There is a more general problem here. So-called ‘rational’ decision-theory is ‘pragmatic’ in so far as it commends using the current model, with its definite probability distribution, unless and until it should prove broken. Thus one only worries about the current phase until one goes past a tipping point, in which case one worries about the new phase. The paper’s approach is much too ‘metaphysical’. The article has an example of how changes in oceanic circulation could become a tipping point. This might be developed further.
Finally, the financial crisis reminds us of Keynes’ contribution in this area. He questions whether the things of interest really are state-full systems in the sense that this paper supposes. Is there really one over-arching set of laws, in place since the big-bang, which govern all these interactions, or might not there be more radical emergence? I have always found this issue to divide people, and the following fudge helpful.

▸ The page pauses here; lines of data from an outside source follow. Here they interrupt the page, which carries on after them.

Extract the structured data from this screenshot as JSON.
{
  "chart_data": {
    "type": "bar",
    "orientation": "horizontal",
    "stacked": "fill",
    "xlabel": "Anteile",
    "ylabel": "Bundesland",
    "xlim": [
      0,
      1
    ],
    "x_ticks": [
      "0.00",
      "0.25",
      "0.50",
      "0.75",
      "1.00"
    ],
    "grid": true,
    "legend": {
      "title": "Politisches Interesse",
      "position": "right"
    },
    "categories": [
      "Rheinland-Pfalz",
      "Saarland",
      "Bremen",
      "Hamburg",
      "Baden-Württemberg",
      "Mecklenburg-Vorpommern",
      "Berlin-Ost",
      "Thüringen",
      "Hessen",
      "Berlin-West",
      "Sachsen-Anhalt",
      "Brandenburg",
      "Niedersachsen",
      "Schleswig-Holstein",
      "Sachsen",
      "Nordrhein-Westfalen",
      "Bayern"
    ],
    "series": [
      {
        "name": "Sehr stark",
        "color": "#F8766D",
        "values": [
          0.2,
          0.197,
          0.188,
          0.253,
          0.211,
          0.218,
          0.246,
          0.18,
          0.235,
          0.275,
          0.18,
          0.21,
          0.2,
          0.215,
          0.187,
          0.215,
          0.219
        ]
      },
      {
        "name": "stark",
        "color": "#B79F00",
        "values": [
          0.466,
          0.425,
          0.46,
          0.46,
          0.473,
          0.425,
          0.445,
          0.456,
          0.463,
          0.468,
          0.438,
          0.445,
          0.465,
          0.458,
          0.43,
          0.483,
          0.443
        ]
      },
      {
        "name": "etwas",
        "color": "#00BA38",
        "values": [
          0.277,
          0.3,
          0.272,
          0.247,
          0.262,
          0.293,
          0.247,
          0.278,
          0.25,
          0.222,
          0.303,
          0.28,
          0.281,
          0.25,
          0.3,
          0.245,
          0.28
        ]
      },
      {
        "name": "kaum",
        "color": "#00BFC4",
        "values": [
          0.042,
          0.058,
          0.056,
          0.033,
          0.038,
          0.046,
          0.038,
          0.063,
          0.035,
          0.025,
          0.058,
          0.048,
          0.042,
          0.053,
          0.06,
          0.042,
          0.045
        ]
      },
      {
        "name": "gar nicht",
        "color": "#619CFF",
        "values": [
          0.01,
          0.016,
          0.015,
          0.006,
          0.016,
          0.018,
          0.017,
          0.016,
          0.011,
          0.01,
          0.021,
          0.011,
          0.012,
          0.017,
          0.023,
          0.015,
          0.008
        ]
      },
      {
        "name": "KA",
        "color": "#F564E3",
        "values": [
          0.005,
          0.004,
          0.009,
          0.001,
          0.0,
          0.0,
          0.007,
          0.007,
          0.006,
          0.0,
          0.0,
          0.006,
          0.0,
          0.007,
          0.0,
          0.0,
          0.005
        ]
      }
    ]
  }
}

Consider an (idealised) infinite-dimensional system together with a computable (and hence finite-dimensional) Bayesian model. As the current phase endures the model will tend to a model of the current phase, and so be falsified by a catastrophe. More generally, suppose that for a period the phases happen to be variations on each other, and that each phase is identifiable. Then we can have a common model for all these phases, where each phase corresponds to a different set of parameters, as in the paper’s examples. But even this model can be falsified by the infinite-dimensional system. It is as if we only distinguish between a small set of effective states, but from time to time need to be more discerning. Thus even if the things of interest are systems in the sense that is claimed, they are sufficiently complex to warn us against the dangers of treating them as ‘known’ or even ‘knowable’ systems.
‘Big data’ would seem to have striking analogues to finance. There are opportunities for mathematically skilled data scientists, but there seems also to be a need to question the underlying assumptions, which we may ignore at our peril. It would be good to see a worked example of how the mathematics being advocated would apply.